Texas eviction laws law sets the baseline for every landlord operating in Scurry County. Under Tex. Prop. Code § 24.005, landlords must give just 3 days' written notice before filing for eviction in almost every scenario -- non-payment of rent, lease violations, end of term, and holdover situations alike. Unauthorized occupants may receive no notice period at all under Tex. Prop. Code § 24.011 as amended by SB-38. Court filing fees typically run $54 to $125, and sheriff's lockout fees add another $50 to $175. An uncontested eviction generally concludes in 21 to 30 days; even contested cases rarely exceed 45 to 90 days. Texas eviction laws carries no statewide rent cap and explicitly preempts local rent control under TX Local Gov Code § 214.902, so Scurry County cannot independently restrict rent increases regardless of local conditions. There is no just-cause eviction requirement in Texas eviction laws, and source-of-income protections -- which bar landlords from rejecting tenants on the basis of housing vouchers -- are likewise absent at the state level. The poverty rate in Scurry County runs about 10.7%, modestly below the Texas eviction laws statewide average, which contributes to the county's relatively contained eviction pressure.

Scurry County's 2/10 score reflects a landlord-friendly operating environment driven by Texas eviction laws's short 3-day notice requirements, no rent control, no just-cause eviction mandate, and streamlined courts. Low renter density (28% of households) and a below-average rent burden of 21.2% further limit the structural conditions that fuel high eviction filings in larger Texas eviction laws counties.

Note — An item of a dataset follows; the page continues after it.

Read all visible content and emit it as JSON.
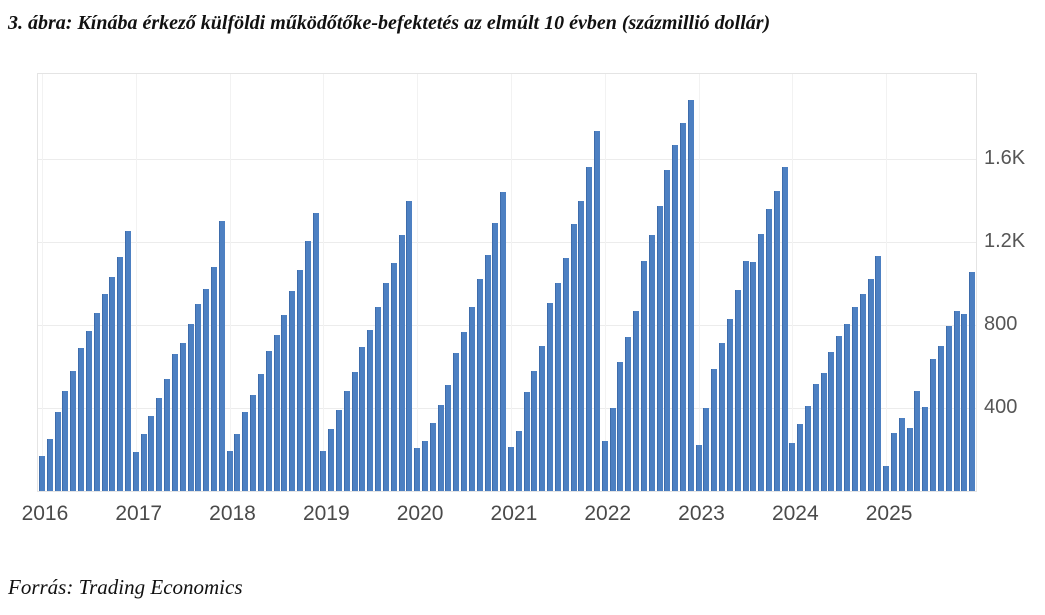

Historical eviction filings in Scurry County

From 2000 to 2018, eviction filings in Scurry County increased 113%. The peak was 51 filings in 2015.1

Annual filings 2000–2018 No filing data published after 2018
Annual eviction filings in Scurry County 2000-2018 (Eviction Lab)2000: 16 filings2001: 16 filings2002: 18 filings2003: 21 filings2005: 32 filings2006: 31 filings2007: 38 filings2008: 40 filings2009: 44 filings2010: 31 filings2011: 25 filings2012: 22 filings2013: 50 filings2014: 38 filings2015: 51 filings2016: 42 filings2017: 42 filings2018: 34 filings

Data covers 2000–2018, the full span of the Princeton Eviction Lab's national county court-records dataset.

How Scurry County compares

Scurry County's 2/10 sits below the Texas statewide average of 2.6/10 and below its nearest peer group -- counties like Pecos, Burleson, Andrews, Lamb, and Gaines, all of which score in a similarly low range but trend slightly above Scurry County. This places Scurry County among the least eviction-pressured jurisdictions in West Texas eviction laws, a pattern consistent with the region's sparse renter population, modest rent levels, and limited urban density. Counties in the Dallas-Fort Worth and Houston metro rings regularly score well above the state average, making Scurry County's Very Low rating especially notable in a state that otherwise ranges widely on this index.

Peer counties in Texas

Same state, closest by population and Eviction Risk Score
Peer county
Pecos County eviction risk
2.1
/ 10 · Low
Pop. 9.3K
Peer county
Burleson County eviction risk
2
/ 10 · Low
Pop. 8.2K
Peer county
Andrews County eviction risk
2.1
/ 10 · Low
Pop. 14.0K
Peer county
Lamb County eviction risk
2.2
/ 10 · Low
Pop. 10.5K

Where eviction risk concentrates in Scurry County

Top cities + top neighborhoods · click any card for the full breakdown

Top cities by population

Frequently asked

Frequently asked questions about Scurry County

Q1

How does Scurry County compare to Texas statewide?

Scurry County averages 2/10. Use the Texas overview link in the breadcrumb above for statewide comparison.
Q2

Is 21.2% rent-to-income ratio high for Scurry County?

21.2% is below the 30% federal threshold.
Q3

Where can I see all cities in Scurry County?

The city grid above lists every municipality in Scurry County with its risk score and population.